That Hurts My Feelings
by Joseph Backholm
Yesterday, the body that governs high school athletics in the state of Minnesota voted to eliminate gender distinctions in high school athletics.
While
the new policy does not change the reality that boys and girls will
still mostly be competing against athletes of the same gender, it allows
students to choose their own gender for the purpose of sports and
breaks the ice for much more.
As
a matter of state policy, it is now forbidden for schools to account
for sex differences on the field, in the locker room, in the hotel
rooms, or in the bathroom.
If
a boy decides he wants to be treated as a girl and be part of your
daughters sports team, the school is required to cooperate.
This
isn't just a Minnesota issue. Several school districts in Washington
State are quietly changing local policies to make bathrooms available to
students based on their declared gender rather than their actual
gender.
One
Washington State dad has expressed his frustration that his daughter's
teacher has decided he now wants to be a woman. The school expects the
parents and the elementary aged children to act as if there's nothing to
see here.
How did we get here?
It wasn't an accident.
The
sprint toward same-sex "marriage" has been frantic. Those campaigning
to restructure marriage have insisted all the while that it doesn't
fundamentally alter the way we view family and gender, it just makes
marriage available for everyone.
So really, everyone wins and no one loses.
"If
you don't like same-sex marriage, don't get one," they tell us. "The
only people who will be affected are the loving, committed same-sex
couples who can emerge from the shadows of second class citizenship."
But
Minnesota is demonstrating that there are much broader implications for
taking the position that heterosexual and homosexual relationships are
indistinguishable.
After all, it forces you to take the position that men and women, boys and girls, are not different in any meaningful way.

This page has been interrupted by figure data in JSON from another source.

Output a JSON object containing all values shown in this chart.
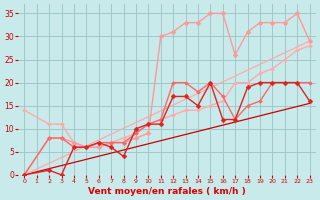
{
  "bg_color": "#c8eaea",
  "grid_color": "#a0c8c8",
  "xlabel": "Vent moyen/en rafales ( km/h )",
  "xlabel_color": "#dd0000",
  "tick_color": "#cc0000",
  "xlim": [
    -0.5,
    23.5
  ],
  "ylim": [
    0,
    37
  ],
  "xticks": [
    0,
    1,
    2,
    3,
    4,
    5,
    6,
    7,
    8,
    9,
    10,
    11,
    12,
    13,
    14,
    15,
    16,
    17,
    18,
    19,
    20,
    21,
    22,
    23
  ],
  "yticks": [
    0,
    5,
    10,
    15,
    20,
    25,
    30,
    35
  ],
  "lines": [
    {
      "x": [
        0,
        23
      ],
      "y": [
        0,
        15.5
      ],
      "color": "#cc0000",
      "lw": 0.9,
      "marker": null,
      "ms": 0,
      "zorder": 2
    },
    {
      "x": [
        0,
        23
      ],
      "y": [
        0,
        29.0
      ],
      "color": "#ffaaaa",
      "lw": 0.9,
      "marker": null,
      "ms": 0,
      "zorder": 2
    },
    {
      "x": [
        0,
        2,
        3,
        4,
        5,
        6,
        7,
        8,
        9,
        10,
        11,
        12,
        13,
        14,
        15,
        16,
        17,
        18,
        19,
        20,
        21,
        22,
        23
      ],
      "y": [
        14,
        11,
        11,
        7,
        6,
        6,
        7,
        8,
        9,
        11,
        12,
        13,
        14,
        14,
        15,
        16,
        20,
        20,
        22,
        23,
        25,
        27,
        28
      ],
      "color": "#ffaaaa",
      "lw": 1.0,
      "marker": "D",
      "ms": 2.0,
      "zorder": 3
    },
    {
      "x": [
        0,
        2,
        3,
        4,
        5,
        6,
        7,
        8,
        9,
        10,
        11,
        12,
        13,
        14,
        15,
        16,
        17,
        18,
        19,
        20,
        21,
        22,
        23
      ],
      "y": [
        0,
        8,
        8,
        7,
        6,
        6,
        7,
        7,
        8,
        9,
        30,
        31,
        33,
        33,
        35,
        35,
        26,
        31,
        33,
        33,
        33,
        35,
        29
      ],
      "color": "#ff9999",
      "lw": 1.0,
      "marker": "D",
      "ms": 2.5,
      "zorder": 3
    },
    {
      "x": [
        0,
        2,
        3,
        4,
        5,
        6,
        7,
        8,
        9,
        10,
        11,
        12,
        13,
        14,
        15,
        16,
        17,
        18,
        19,
        20,
        21,
        22,
        23
      ],
      "y": [
        0,
        1,
        0,
        6,
        6,
        7,
        6,
        4,
        10,
        11,
        11,
        17,
        17,
        15,
        20,
        12,
        12,
        19,
        20,
        20,
        20,
        20,
        16
      ],
      "color": "#dd2222",
      "lw": 1.0,
      "marker": "D",
      "ms": 2.5,
      "zorder": 4
    },
    {
      "x": [
        0,
        2,
        3,
        4,
        5,
        6,
        7,
        8,
        9,
        10,
        11,
        12,
        13,
        14,
        15,
        16,
        17,
        18,
        19,
        20,
        21,
        22,
        23
      ],
      "y": [
        0,
        8,
        8,
        6,
        6,
        7,
        7,
        7,
        9,
        11,
        12,
        20,
        20,
        18,
        20,
        17,
        12,
        15,
        16,
        20,
        20,
        20,
        20
      ],
      "color": "#ff6666",
      "lw": 1.0,
      "marker": "D",
      "ms": 2.0,
      "zorder": 3
    }
  ]
}
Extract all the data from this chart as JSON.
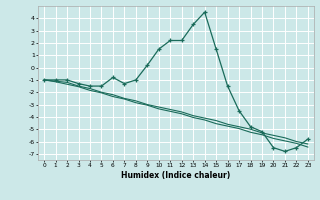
{
  "xlabel": "Humidex (Indice chaleur)",
  "ylabel": "",
  "background_color": "#cce8e8",
  "grid_color": "#ffffff",
  "line_color": "#1a6b5a",
  "x_data": [
    0,
    1,
    2,
    3,
    4,
    5,
    6,
    7,
    8,
    9,
    10,
    11,
    12,
    13,
    14,
    15,
    16,
    17,
    18,
    19,
    20,
    21,
    22,
    23
  ],
  "curve_y": [
    -1.0,
    -1.0,
    -1.0,
    -1.3,
    -1.5,
    -1.5,
    -0.8,
    -1.3,
    -1.0,
    0.2,
    1.5,
    2.2,
    2.2,
    3.5,
    4.5,
    1.5,
    -1.5,
    -3.5,
    -4.8,
    -5.2,
    -6.5,
    -6.8,
    -6.5,
    -5.8
  ],
  "line1_y": [
    -1.0,
    -1.1,
    -1.2,
    -1.5,
    -1.7,
    -2.0,
    -2.2,
    -2.5,
    -2.7,
    -3.0,
    -3.2,
    -3.4,
    -3.6,
    -3.9,
    -4.1,
    -4.3,
    -4.6,
    -4.8,
    -5.0,
    -5.3,
    -5.5,
    -5.7,
    -6.0,
    -6.2
  ],
  "line2_y": [
    -1.0,
    -1.15,
    -1.35,
    -1.55,
    -1.85,
    -2.05,
    -2.35,
    -2.55,
    -2.85,
    -3.05,
    -3.35,
    -3.55,
    -3.75,
    -4.05,
    -4.25,
    -4.55,
    -4.75,
    -4.95,
    -5.25,
    -5.45,
    -5.75,
    -5.95,
    -6.15,
    -6.45
  ],
  "ylim": [
    -7.5,
    5.0
  ],
  "xlim": [
    -0.5,
    23.5
  ],
  "yticks": [
    -7,
    -6,
    -5,
    -4,
    -3,
    -2,
    -1,
    0,
    1,
    2,
    3,
    4
  ],
  "xticks": [
    0,
    1,
    2,
    3,
    4,
    5,
    6,
    7,
    8,
    9,
    10,
    11,
    12,
    13,
    14,
    15,
    16,
    17,
    18,
    19,
    20,
    21,
    22,
    23
  ]
}
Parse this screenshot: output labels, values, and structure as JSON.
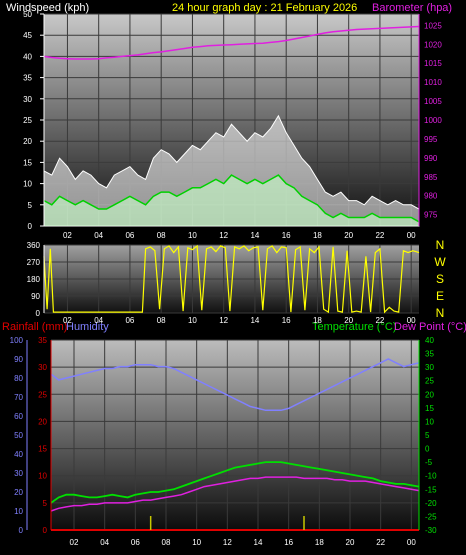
{
  "header": {
    "left_label": "Windspeed (kph)",
    "title": "24 hour graph day : 21 February 2026",
    "right_label": "Barometer (hpa)"
  },
  "panel3_labels": {
    "rainfall": "Rainfall (mm)",
    "humidity": "Humidity",
    "temperature": "Temperature (°C)",
    "dewpoint": "Dew Point (°C)"
  },
  "colors": {
    "wind_gust": "#ffffff",
    "wind_avg": "#c8ffc8",
    "wind_avg_line": "#00d000",
    "barometer": "#e020e0",
    "direction": "#ffff00",
    "humidity": "#8080ff",
    "temperature": "#00e000",
    "dewpoint": "#e020e0",
    "rain": "#e00000",
    "rain_marker": "#c8c800",
    "axis_left": "#ffffff",
    "axis_rain": "#e00000",
    "axis_temp": "#00e000",
    "axis_humidity": "#8080ff"
  },
  "x_ticks": [
    "02",
    "04",
    "06",
    "08",
    "10",
    "12",
    "14",
    "16",
    "18",
    "20",
    "22",
    "00"
  ],
  "chart_data": [
    {
      "type": "line",
      "name": "wind-and-barometer",
      "x_range": [
        0.5,
        24.5
      ],
      "wind_axis": {
        "ylim": [
          0,
          50
        ],
        "ticks": [
          0,
          5,
          10,
          15,
          20,
          25,
          30,
          35,
          40,
          45,
          50
        ]
      },
      "baro_axis": {
        "ylim": [
          972,
          1028
        ],
        "ticks": [
          975,
          980,
          985,
          990,
          995,
          1000,
          1005,
          1010,
          1015,
          1020,
          1025
        ]
      },
      "x": [
        0.5,
        1,
        1.5,
        2,
        2.5,
        3,
        3.5,
        4,
        4.5,
        5,
        5.5,
        6,
        6.5,
        7,
        7.5,
        8,
        8.5,
        9,
        9.5,
        10,
        10.5,
        11,
        11.5,
        12,
        12.5,
        13,
        13.5,
        14,
        14.5,
        15,
        15.5,
        16,
        16.5,
        17,
        17.5,
        18,
        18.5,
        19,
        19.5,
        20,
        20.5,
        21,
        21.5,
        22,
        22.5,
        23,
        23.5,
        24,
        24.5
      ],
      "series": [
        {
          "key": "gust",
          "values": [
            13,
            12,
            16,
            14,
            11,
            13,
            12,
            10,
            9,
            12,
            13,
            14,
            12,
            11,
            16,
            18,
            17,
            15,
            17,
            19,
            18,
            20,
            22,
            21,
            24,
            22,
            20,
            22,
            21,
            23,
            26,
            22,
            19,
            16,
            14,
            11,
            8,
            7,
            8,
            6,
            6,
            5,
            7,
            6,
            5,
            6,
            5,
            5,
            4
          ]
        },
        {
          "key": "avg",
          "values": [
            6,
            5,
            7,
            6,
            5,
            6,
            5,
            4,
            4,
            5,
            6,
            7,
            6,
            5,
            7,
            8,
            8,
            7,
            8,
            9,
            9,
            10,
            11,
            10,
            12,
            11,
            10,
            11,
            10,
            11,
            12,
            10,
            9,
            7,
            6,
            5,
            3,
            2,
            3,
            2,
            2,
            2,
            3,
            2,
            2,
            2,
            2,
            2,
            1
          ]
        },
        {
          "key": "barometer",
          "values": [
            1016.8,
            1016.5,
            1016.3,
            1016.2,
            1016.1,
            1016.1,
            1016.1,
            1016.2,
            1016.4,
            1016.6,
            1016.8,
            1017.0,
            1017.2,
            1017.5,
            1017.8,
            1018.0,
            1018.3,
            1018.6,
            1018.9,
            1019.2,
            1019.4,
            1019.6,
            1019.7,
            1019.8,
            1019.9,
            1020.0,
            1020.1,
            1020.2,
            1020.3,
            1020.5,
            1020.7,
            1021.0,
            1021.4,
            1021.8,
            1022.2,
            1022.6,
            1023.0,
            1023.3,
            1023.5,
            1023.7,
            1023.9,
            1024.0,
            1024.1,
            1024.2,
            1024.3,
            1024.4,
            1024.5,
            1024.6,
            1024.7
          ]
        }
      ]
    },
    {
      "type": "line",
      "name": "wind-direction",
      "x_range": [
        0.5,
        24.5
      ],
      "ylim": [
        0,
        360
      ],
      "y_ticks": [
        0,
        90,
        180,
        270,
        360
      ],
      "direction_labels": [
        "N",
        "W",
        "S",
        "E",
        "N"
      ],
      "x": [
        0.5,
        0.7,
        0.9,
        1.1,
        2,
        4,
        6,
        6.8,
        7,
        7.3,
        7.6,
        7.9,
        8.2,
        8.5,
        8.8,
        9.1,
        9.4,
        9.7,
        10,
        10.3,
        10.6,
        10.9,
        11.2,
        11.5,
        11.8,
        12.1,
        12.4,
        12.7,
        13,
        13.3,
        13.6,
        13.9,
        14.2,
        14.5,
        14.8,
        15.1,
        15.4,
        15.7,
        16,
        16.3,
        16.6,
        16.9,
        17.2,
        17.5,
        17.8,
        18.1,
        18.4,
        18.7,
        19,
        19.3,
        19.6,
        19.9,
        20.2,
        20.5,
        20.8,
        21.1,
        21.4,
        21.7,
        22,
        22.3,
        22.6,
        22.9,
        23.2,
        23.5,
        23.8,
        24.1,
        24.5
      ],
      "values": [
        300,
        20,
        340,
        5,
        5,
        5,
        5,
        5,
        340,
        350,
        330,
        20,
        340,
        355,
        320,
        350,
        10,
        345,
        335,
        355,
        15,
        340,
        350,
        325,
        355,
        345,
        10,
        350,
        340,
        355,
        330,
        345,
        350,
        15,
        340,
        355,
        320,
        350,
        345,
        5,
        335,
        350,
        15,
        340,
        320,
        350,
        20,
        5,
        350,
        10,
        5,
        330,
        5,
        10,
        5,
        300,
        5,
        320,
        340,
        5,
        30,
        10,
        5,
        330,
        320,
        330,
        320
      ]
    },
    {
      "type": "line",
      "name": "temperature-humidity-rain",
      "x_range": [
        0.5,
        24.5
      ],
      "temp_axis": {
        "ylim": [
          -30,
          40
        ],
        "ticks": [
          -30,
          -25,
          -20,
          -15,
          -10,
          -5,
          0,
          5,
          10,
          15,
          20,
          25,
          30,
          35,
          40
        ]
      },
      "rain_axis": {
        "ylim": [
          0,
          35
        ],
        "ticks": [
          0,
          5,
          10,
          15,
          20,
          25,
          30,
          35
        ]
      },
      "humidity_axis": {
        "ylim": [
          0,
          100
        ],
        "ticks": [
          0,
          10,
          20,
          30,
          40,
          50,
          60,
          70,
          80,
          90,
          100
        ]
      },
      "x": [
        0.5,
        1,
        1.5,
        2,
        2.5,
        3,
        3.5,
        4,
        4.5,
        5,
        5.5,
        6,
        6.5,
        7,
        7.5,
        8,
        8.5,
        9,
        9.5,
        10,
        10.5,
        11,
        11.5,
        12,
        12.5,
        13,
        13.5,
        14,
        14.5,
        15,
        15.5,
        16,
        16.5,
        17,
        17.5,
        18,
        18.5,
        19,
        19.5,
        20,
        20.5,
        21,
        21.5,
        22,
        22.5,
        23,
        23.5,
        24,
        24.5
      ],
      "series": [
        {
          "key": "humidity",
          "values": [
            82,
            79,
            80,
            81,
            82,
            83,
            84,
            85,
            85,
            86,
            86,
            87,
            87,
            87,
            86,
            86,
            85,
            83,
            81,
            79,
            77,
            75,
            73,
            71,
            69,
            67,
            65,
            64,
            63,
            63,
            63,
            64,
            66,
            68,
            70,
            72,
            74,
            76,
            78,
            80,
            82,
            84,
            86,
            88,
            90,
            88,
            86,
            87,
            88
          ]
        },
        {
          "key": "temperature",
          "values": [
            -20,
            -18,
            -17,
            -17,
            -17.5,
            -18,
            -18,
            -17.5,
            -17,
            -17.5,
            -18,
            -17,
            -16.5,
            -16,
            -16,
            -15.5,
            -15,
            -14,
            -13,
            -12,
            -11,
            -10,
            -9,
            -8,
            -7,
            -6.5,
            -6,
            -5.5,
            -5,
            -5,
            -5,
            -5.5,
            -6,
            -6.5,
            -7,
            -7.5,
            -8,
            -8.5,
            -9,
            -9.5,
            -10,
            -10.5,
            -11,
            -12,
            -12.5,
            -13,
            -13,
            -13.5,
            -14
          ]
        },
        {
          "key": "dewpoint",
          "values": [
            -23,
            -22,
            -21.5,
            -21,
            -21,
            -20.5,
            -20.5,
            -20,
            -20,
            -20,
            -20,
            -19.5,
            -19,
            -19,
            -18.5,
            -18,
            -17.5,
            -17,
            -16,
            -15,
            -14,
            -13.5,
            -13,
            -12.5,
            -12,
            -11.5,
            -11,
            -11,
            -10.5,
            -10.5,
            -10.5,
            -10.5,
            -10.5,
            -11,
            -11,
            -11,
            -11,
            -11.5,
            -11.5,
            -12,
            -12,
            -12,
            -12.5,
            -13,
            -13.5,
            -14,
            -14.5,
            -15,
            -15.5
          ]
        },
        {
          "key": "rain",
          "values": [
            0,
            0,
            0,
            0,
            0,
            0,
            0,
            0,
            0,
            0,
            0,
            0,
            0,
            0,
            0,
            0,
            0,
            0,
            0,
            0,
            0,
            0,
            0,
            0,
            0,
            0,
            0,
            0,
            0,
            0,
            0,
            0,
            0,
            0,
            0,
            0,
            0,
            0,
            0,
            0,
            0,
            0,
            0,
            0,
            0,
            0,
            0,
            0,
            0
          ]
        }
      ]
    }
  ]
}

These are the implications of that position.
What may be most surprising about the assault on gender in Minnesota is how quickly this next move has come.
Apparently they wanted to strike while the iron is hot.
And the iron is hot.
But why?
Because right now they have a secret weapon for which the country has no response.
Whenever
they are exposed as dishonest, whenever their arguments crumble under
the most basic analysis, whenever their policies are exposed as harmful
for children and society as a whole, they still carry the trump card.
"That hurts my feelings", they say.
Game, set, match.
The most powerful argument in America today isn't an argument at all. It's a sentiment.
But now that simple statement can stop any honest question, discussion, or inquiry.
We are being governed by a nation of three year-olds.
Three
year-olds don't think, they emote. They don't even understand the
concept of thought because they're overwhelmed by what they're feeling.
My three year-old believes he's a superhero, but as the adult in the room, I stop him before he jumps off the roof.
But
we live in a room where the adults are so taken by the joy their child
receives from their fantasy that we have become participants in the
fantasy. We prefer to watch him plunge to his death than burst his
bubble.
Growing up should include an appreciation for the difference between a fact and a feeling.
But when truth no longer exists, my feelings are my facts.
That
is why a nation of otherwise intelligent (and certainly well meaning)
adults can argue with a straight face that sexual desires are impossible
to change but gender is malleable.
And they have the nerve to lecture us about science.
Sure,
there are plenty of people who have been persuaded by this parade of
nonsense (and I mean nonsense literally not pejoratively), but for the
most part, middle America understands it's crazy.
We just don't know what to do about it.
When
a 90 lb anorexic girl tells you she's fat, the proper response is to
kindly help her view herself in a way that conforms to reality. There is
no reason to treat gender differently, unless, "that hurts my feelings"
is your kryptonite as well.
Surely,
somewhere in the bowels of an asylum, a man is roaming around on hands
and knees fully convinced he is a cat and offended by the fact that
people treat him like he's crazy. All he needs is an appearance on 60 Minutes and soon he'll be Grand Marshall of his own parade with throngs of people meowing as he struts by.
What happened in Minnesota is just the beginning.